Refiners bought crude sunflower oil at a record $2,150 a tonne, including costs, insurance and freight (CIF) in India for deliveries in April, compared with $1,630 before Russia invaded Ukraine, traders said.

Sunflower oil was cheaper than competing palm oil and soybean oil before the conflict, but with supplies from top exporter Ukraine having stopped, buyers are paying a hefty premium, Mr Chowdhry said.

The Black Sea accounts for 60% of world solar oil production and 76% of exports.

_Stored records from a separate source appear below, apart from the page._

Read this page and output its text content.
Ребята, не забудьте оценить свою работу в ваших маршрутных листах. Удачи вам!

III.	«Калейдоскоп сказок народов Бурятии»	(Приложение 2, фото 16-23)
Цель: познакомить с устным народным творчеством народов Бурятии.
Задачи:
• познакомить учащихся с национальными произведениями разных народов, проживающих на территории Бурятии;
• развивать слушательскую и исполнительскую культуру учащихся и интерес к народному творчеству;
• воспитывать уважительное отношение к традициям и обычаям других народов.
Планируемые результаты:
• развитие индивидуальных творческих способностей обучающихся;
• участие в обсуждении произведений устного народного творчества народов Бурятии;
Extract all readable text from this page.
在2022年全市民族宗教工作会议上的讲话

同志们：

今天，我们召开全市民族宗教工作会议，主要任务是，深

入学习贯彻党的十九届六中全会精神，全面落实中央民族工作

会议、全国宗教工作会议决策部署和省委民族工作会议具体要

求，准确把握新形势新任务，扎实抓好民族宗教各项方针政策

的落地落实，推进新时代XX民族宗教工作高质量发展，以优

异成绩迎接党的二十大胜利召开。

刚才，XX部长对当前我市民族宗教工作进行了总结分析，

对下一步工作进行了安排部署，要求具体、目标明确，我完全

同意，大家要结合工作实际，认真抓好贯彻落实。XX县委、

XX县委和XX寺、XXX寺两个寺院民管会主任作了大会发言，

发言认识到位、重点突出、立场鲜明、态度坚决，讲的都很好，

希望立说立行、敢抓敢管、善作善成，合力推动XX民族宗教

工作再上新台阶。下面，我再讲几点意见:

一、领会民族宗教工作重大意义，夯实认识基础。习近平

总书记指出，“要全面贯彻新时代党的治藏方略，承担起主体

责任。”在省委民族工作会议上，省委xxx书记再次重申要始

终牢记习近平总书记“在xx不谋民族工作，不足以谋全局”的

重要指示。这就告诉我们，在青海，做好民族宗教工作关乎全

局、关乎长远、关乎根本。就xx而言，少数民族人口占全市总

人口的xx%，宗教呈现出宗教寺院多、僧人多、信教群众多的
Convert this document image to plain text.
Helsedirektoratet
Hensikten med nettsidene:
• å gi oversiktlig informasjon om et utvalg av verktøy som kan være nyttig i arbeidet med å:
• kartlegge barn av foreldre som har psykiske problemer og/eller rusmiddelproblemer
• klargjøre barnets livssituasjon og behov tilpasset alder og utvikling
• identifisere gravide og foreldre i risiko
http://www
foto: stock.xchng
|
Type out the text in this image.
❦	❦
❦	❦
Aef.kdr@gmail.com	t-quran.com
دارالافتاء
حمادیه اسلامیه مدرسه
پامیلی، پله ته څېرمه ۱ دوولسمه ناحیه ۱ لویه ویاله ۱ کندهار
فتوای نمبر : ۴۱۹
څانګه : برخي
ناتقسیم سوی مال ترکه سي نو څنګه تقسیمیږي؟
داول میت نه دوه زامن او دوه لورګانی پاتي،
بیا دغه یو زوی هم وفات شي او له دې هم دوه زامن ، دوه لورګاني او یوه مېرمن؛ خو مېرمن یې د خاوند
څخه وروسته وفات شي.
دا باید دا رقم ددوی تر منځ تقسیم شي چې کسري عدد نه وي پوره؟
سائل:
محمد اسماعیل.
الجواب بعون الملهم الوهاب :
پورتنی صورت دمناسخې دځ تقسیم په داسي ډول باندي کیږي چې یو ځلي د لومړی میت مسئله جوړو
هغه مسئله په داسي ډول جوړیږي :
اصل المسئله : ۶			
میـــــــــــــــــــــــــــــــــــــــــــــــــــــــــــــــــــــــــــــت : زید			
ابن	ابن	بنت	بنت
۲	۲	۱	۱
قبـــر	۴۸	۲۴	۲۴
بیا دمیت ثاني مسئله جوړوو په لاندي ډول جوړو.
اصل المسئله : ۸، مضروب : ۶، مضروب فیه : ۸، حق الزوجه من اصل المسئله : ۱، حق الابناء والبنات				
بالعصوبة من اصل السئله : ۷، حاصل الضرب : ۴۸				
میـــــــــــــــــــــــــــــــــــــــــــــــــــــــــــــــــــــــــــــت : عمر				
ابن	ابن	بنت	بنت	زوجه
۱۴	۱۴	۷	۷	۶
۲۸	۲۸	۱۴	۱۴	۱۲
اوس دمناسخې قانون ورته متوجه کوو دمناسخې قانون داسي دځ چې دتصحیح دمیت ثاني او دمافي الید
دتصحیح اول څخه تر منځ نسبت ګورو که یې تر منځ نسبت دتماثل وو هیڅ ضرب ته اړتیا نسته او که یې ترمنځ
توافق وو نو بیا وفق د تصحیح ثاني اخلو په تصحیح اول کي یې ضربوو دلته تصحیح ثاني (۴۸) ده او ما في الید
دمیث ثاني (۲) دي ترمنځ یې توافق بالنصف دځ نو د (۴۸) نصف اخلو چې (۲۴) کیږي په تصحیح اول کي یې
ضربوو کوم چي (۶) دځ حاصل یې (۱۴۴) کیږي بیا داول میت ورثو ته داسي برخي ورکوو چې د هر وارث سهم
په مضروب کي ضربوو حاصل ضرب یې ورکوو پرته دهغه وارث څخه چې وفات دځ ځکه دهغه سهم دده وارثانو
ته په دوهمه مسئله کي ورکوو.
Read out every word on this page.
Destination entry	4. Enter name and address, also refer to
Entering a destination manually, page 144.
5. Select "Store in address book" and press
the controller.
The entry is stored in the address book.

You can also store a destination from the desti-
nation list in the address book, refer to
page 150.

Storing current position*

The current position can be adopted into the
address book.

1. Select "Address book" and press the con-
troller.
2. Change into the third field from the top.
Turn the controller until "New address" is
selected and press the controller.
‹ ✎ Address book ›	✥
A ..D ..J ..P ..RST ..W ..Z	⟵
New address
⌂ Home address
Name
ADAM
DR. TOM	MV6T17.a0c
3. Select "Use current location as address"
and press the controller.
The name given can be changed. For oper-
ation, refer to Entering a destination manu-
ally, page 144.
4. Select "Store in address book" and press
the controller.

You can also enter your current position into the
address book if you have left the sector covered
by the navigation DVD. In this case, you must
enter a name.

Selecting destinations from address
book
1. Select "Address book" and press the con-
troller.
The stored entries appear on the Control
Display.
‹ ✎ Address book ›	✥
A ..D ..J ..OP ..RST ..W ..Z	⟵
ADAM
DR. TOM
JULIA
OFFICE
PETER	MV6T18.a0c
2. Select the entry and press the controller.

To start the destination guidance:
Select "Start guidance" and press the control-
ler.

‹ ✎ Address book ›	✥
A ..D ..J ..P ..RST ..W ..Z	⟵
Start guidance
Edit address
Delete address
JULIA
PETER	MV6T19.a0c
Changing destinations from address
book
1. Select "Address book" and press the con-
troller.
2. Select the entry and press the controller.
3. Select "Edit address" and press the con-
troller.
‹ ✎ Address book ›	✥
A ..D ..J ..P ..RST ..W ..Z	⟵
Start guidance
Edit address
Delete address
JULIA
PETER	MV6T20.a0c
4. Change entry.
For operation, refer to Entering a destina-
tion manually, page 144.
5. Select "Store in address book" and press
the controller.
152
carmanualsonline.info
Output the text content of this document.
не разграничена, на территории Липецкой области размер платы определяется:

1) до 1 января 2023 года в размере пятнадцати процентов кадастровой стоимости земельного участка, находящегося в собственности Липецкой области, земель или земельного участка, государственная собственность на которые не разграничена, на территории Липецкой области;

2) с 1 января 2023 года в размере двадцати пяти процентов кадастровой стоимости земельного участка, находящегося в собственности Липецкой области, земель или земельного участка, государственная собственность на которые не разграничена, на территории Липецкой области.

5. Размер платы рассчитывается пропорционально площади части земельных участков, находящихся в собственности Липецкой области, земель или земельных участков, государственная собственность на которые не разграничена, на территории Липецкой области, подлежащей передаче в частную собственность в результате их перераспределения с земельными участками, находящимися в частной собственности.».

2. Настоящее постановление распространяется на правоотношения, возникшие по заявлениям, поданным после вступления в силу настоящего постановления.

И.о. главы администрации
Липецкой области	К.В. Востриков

Indian buyers haven’t bought Russian sunflower oil for almost a month, but are now placing orders as banks open letters of credit (LC) for the imports, a New Delhi-based trader at a global trading firm said.

“Indian buyers pay in dollars. Indian insurance companies provide insurance coverage for ships bringing solar oil from Russia,” the trader said.

Shipments of more than 3,00,000 tons of sunflower oil from Ukraine to India are stuck as loading at Ukrainian ports is suspended, a Mumbai-based trader said.

India imports solar oil mainly from Russia and Ukraine. It imports palm oil from Indonesia and Malaysia, while most of its soybean oil is sourced from Argentina and Brazil.

India has now sought to increase imports of sunflower oil from Argentina, said Sandeep Bajoria, chief executive of Sunvin Group, a vegetable oil brokerage and consultancy.

“Even after the imports from Russia and Argentina, there would be a shortage of suntan oil. No one can replace Ukrainian supplies,” Bajoria said.

India consumes about 2,00,000 tonnes of sunflower oil but refiners can only import about 80,000 tonnes at present, the New Delhi-based trader said.

Consumers are being forced to switch to soybean oil, canola oil and peanut oil as supplies of sunflower oil are limited, the trader said.

“Sunflower oil is very expensive. This is forcing price-conscious buyers to switch to other oils,” Mr. Bajoria said.